Visible Stitches: Towards an aesthetics of repair

Using examples taken from my own text and textile-based poetry, this essay demonstrates how an aesthetics of repair may suggest both restoration and fragility. The essay starts with a discussion of Tenter (2020) in which the ‘darned’ and repaired panels of the Bayeux Tapestry suggest a poetics with which to engage with post-war commemoration. In these poems, collage features as a repair strategy although the text demonstrates not all wounds can be healed. In Little red mouth (2020), an extended, contemporary poem based on the ancient Homeric Hymn to Demeter, I preserve the damaged manuscript of the original within my own text, stabilising the edges of the torn text through my use of poetic form but also exploring the significance of what has been torn away. The essay pursues the complexities of a repair aesthetic into a discussion of one of my recent, textile-based visual poems, Persephone (2021), and discovers that torn fabric may pose different questions to a damaged text. In the context of this piece, and of visual work by other artists, I discuss the importance of an aesthetics of repair which keeps visible traces of the often systemic violence which caused the original damage and acknowledges the fragility as well as the resilience of what has been harmed.
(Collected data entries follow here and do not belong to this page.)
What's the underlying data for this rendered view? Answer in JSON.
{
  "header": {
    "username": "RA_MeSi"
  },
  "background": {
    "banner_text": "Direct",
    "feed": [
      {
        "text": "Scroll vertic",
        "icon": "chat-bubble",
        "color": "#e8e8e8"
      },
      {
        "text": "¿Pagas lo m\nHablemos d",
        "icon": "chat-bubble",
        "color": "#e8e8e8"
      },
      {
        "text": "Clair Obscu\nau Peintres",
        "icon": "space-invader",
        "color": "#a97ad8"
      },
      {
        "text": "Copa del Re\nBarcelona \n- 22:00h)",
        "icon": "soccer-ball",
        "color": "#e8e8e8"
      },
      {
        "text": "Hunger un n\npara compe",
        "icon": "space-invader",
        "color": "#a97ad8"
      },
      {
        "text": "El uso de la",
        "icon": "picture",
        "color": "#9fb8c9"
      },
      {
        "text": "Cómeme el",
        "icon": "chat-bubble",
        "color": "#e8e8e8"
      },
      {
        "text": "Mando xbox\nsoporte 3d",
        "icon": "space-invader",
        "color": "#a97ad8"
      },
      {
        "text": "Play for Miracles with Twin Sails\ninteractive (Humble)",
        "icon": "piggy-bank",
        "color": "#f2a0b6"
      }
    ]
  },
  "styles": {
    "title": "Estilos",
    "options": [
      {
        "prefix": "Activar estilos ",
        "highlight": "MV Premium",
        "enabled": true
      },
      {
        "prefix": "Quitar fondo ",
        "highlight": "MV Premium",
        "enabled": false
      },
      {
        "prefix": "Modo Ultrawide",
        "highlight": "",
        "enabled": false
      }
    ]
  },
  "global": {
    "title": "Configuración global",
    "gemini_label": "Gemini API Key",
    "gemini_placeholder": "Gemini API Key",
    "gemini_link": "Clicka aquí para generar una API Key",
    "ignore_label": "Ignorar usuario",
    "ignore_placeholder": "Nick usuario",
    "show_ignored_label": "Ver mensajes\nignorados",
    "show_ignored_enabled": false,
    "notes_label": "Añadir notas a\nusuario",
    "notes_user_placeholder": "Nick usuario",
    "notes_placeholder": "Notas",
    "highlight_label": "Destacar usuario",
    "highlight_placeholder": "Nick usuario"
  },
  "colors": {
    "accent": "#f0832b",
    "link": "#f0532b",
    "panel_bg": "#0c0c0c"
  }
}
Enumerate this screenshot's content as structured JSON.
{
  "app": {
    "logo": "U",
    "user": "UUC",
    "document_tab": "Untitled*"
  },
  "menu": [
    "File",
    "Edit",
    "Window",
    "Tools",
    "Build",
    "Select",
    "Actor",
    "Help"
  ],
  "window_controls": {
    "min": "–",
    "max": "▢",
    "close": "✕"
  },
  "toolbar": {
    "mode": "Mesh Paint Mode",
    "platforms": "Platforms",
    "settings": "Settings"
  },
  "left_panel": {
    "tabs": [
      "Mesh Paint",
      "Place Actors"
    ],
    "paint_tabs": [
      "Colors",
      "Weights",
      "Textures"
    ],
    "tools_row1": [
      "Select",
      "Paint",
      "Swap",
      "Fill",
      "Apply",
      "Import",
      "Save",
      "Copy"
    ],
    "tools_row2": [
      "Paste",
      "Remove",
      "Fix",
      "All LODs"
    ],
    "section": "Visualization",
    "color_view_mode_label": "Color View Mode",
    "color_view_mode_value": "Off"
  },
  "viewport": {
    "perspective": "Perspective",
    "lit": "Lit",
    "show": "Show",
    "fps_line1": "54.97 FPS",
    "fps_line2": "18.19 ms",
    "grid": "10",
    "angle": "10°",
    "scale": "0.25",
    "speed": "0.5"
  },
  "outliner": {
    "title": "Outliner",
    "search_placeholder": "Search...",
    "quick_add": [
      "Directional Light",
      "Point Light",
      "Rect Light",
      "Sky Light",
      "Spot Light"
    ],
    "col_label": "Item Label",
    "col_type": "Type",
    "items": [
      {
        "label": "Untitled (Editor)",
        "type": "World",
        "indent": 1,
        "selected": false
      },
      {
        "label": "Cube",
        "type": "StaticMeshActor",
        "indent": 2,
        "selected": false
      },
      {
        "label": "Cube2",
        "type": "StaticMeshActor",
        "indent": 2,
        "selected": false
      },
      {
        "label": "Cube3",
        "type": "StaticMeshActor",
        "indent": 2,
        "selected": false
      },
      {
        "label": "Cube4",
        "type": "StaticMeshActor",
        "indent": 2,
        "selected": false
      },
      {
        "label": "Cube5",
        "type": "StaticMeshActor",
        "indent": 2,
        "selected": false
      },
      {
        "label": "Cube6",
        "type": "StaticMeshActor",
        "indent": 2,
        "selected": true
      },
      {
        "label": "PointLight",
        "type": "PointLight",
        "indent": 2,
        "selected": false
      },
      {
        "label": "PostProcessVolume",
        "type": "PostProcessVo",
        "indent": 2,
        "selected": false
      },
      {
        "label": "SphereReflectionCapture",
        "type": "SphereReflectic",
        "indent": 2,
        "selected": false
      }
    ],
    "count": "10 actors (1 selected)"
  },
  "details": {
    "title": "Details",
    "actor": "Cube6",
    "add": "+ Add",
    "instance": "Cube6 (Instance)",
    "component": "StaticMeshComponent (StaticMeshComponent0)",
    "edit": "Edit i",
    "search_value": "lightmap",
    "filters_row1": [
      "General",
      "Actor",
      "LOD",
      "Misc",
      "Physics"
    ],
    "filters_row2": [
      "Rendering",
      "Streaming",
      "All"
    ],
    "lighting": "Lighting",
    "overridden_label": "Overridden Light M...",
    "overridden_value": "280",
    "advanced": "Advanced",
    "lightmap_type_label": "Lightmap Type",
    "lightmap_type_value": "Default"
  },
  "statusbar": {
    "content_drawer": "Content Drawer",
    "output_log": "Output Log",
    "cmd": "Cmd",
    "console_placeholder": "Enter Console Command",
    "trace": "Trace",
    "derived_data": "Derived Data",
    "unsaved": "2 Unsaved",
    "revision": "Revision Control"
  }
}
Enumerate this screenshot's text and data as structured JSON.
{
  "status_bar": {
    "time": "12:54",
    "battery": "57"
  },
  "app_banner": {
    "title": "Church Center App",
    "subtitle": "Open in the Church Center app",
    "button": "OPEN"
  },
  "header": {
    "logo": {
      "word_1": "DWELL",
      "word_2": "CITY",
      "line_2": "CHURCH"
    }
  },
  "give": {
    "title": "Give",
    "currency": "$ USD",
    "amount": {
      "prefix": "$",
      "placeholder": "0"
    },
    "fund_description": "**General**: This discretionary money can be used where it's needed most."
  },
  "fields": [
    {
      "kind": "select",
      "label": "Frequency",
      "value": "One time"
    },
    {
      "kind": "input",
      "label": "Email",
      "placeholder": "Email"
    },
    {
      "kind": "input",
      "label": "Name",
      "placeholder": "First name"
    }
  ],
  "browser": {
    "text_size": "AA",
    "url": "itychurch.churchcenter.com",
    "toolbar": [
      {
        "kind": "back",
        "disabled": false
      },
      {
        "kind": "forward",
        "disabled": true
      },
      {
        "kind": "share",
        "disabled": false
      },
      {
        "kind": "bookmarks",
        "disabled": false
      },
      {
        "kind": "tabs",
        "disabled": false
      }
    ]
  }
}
[Thread]baring my soul: Regrets and reparation

This creative essay is a retrospective look at a body of work created by the author in 2018. The work, Thread Bare[ing]: a confessional response to witnessing dementia, was a personal exploration of the emotional impact of bearing witness to a parent’s descent into Alzheimer’s disease. This essay describes the process and thinking around the creation of four artworks that embodied the emotional context of bearing witness: guilt, frustration, sorrow and fear. The aim of this autobiographical and deeply personal project was to generate discussion about the emotional fallout for carers as a result of dealing with a loved one’s dementia. With the hindsight of three years and the death of the author’s mother, additional insights into the reparative nature of the work became possible. A re-examination of the project, through this paper, reveals how the act of making can facilitate a longer term healing influence on relationships, even retrospectively.

Making Mending Visible

Community repair spaces, such as repair cafes, play a significant role in reducing the environmental impact of clothing and textiles by taking repair skills out of the domestic sphere and into the public realm. They make visible the process of repair, and normalise clothing repairs as a social practice. Globally, consumers currently purchase around 80 billion new items of clothing every year but this could be reduced by regular maintenance, which would enable clothing to be worn more frequently before being discarded, thereby reducing the demand for new clothing. Community repair spaces highlight the value of repairs in reducing both consumption and landfill, foster repair skills and increase awareness of the environmental impacts around the purchase and disposal of consumer items.